This blog will be about teaching English in Japan and will provide tips and information as well as teaching materials and ideas.
First of all I will provide a bit of information about teaching in Japan for people who are not familiar with the industry.
During the past 10 or so years, English learning has become a major preoccupation for Japanese people. Japanese has been a compulsory school subject for the total 6 years of Junior High and High School all across Japan for many years, but until recently, few Japanese people could actually speak Japanese. This was because Japanese schools generally teach English using by focusing on studying grammer and translating sentences back and forth between English and Japanese. They did not teach speaking, and although they studied listening, most Japanese people also were not good at understanding spoken English. Over the past 10 or 15 years, English conversation or eikaiwa schools have grown in popularity. These are attended by Japanese people wishing to learn spoken English. Often this is given as a kind of cause and effect by eikaiwa students and the eikaiwa industry. That Japanese schools could not teach spoken English and so students are going to eikaiwa schools to fill in this gap.

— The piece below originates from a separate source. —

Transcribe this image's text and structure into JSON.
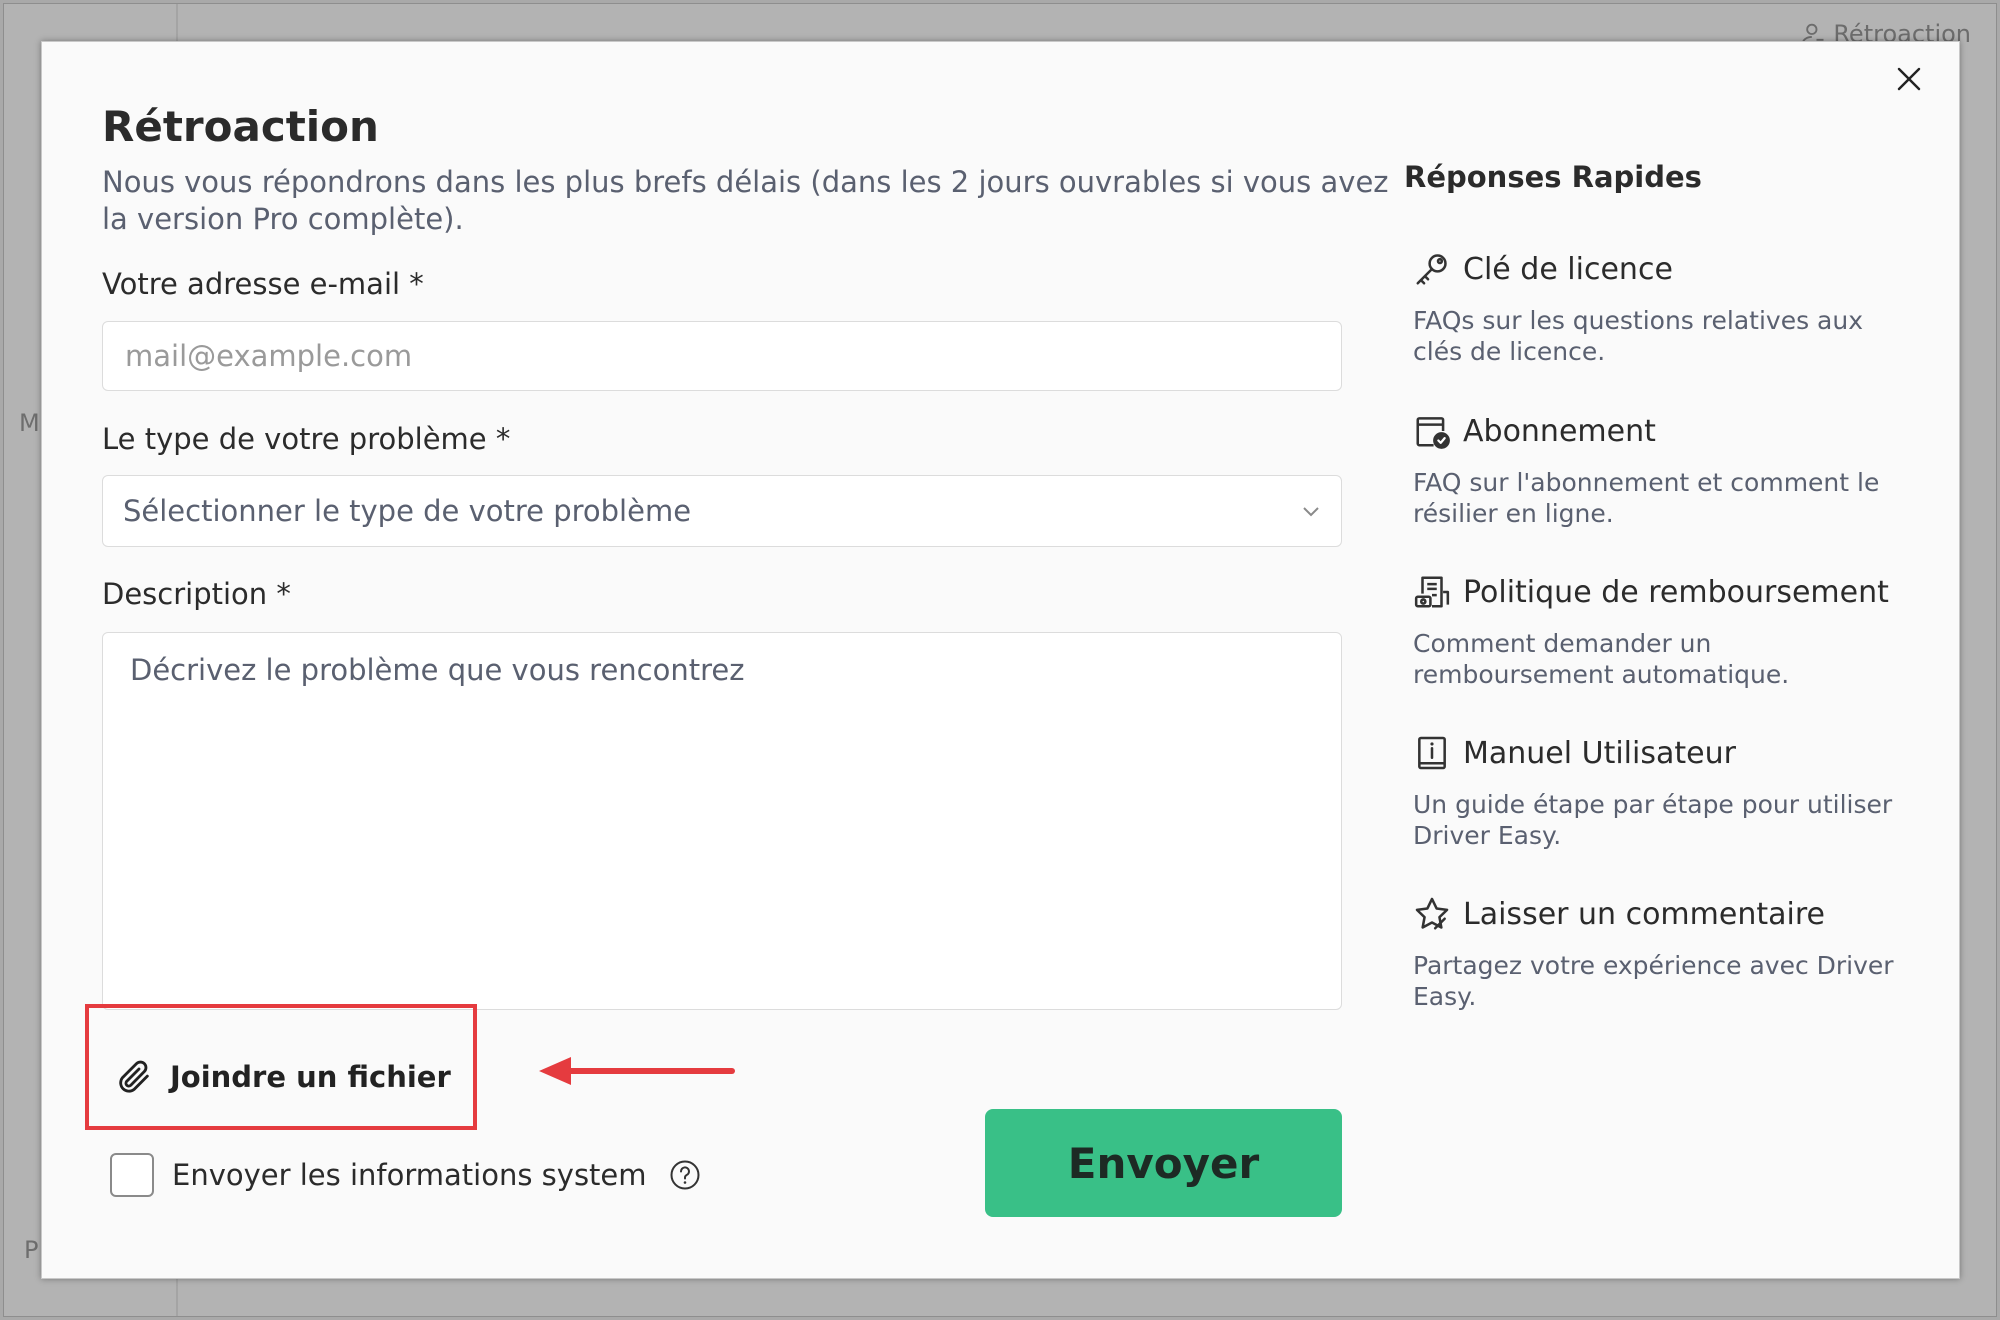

The first question I think is why English and why now. Japan is a largely monocultural population now as it has been in the past, and of the small proportion of non-Japanese who are now part of the population, the majority are Asian migrants not from English speaking countries. It is of importance in business of course and as companies become more international and foreign businesses establish branches in Japan or Japanese business overseas it becomes necesarry for employees to share some common language. However, Chinese languages are also important in business but have not experienced a similar boom. I will also make note that Japan went through its economic miracle years in the 80's while remaining largely monolingual although it is true that today's more globalised world is a very different business environment.
Many of the students are not learning English directly for business, many are learning just for travel or fun. English learning is also very fashionable at the moment, it's also seen as making you cool and interesting if you have foreign friends and have been to a lot of countries. Many people talk about these things as a point of pride, like it is an accomplishment. Basically I think it is buying an image, the fact that having even peripheral contact with the Western world brings status shows how high regard the Western world is currently seen in Japan's eyes.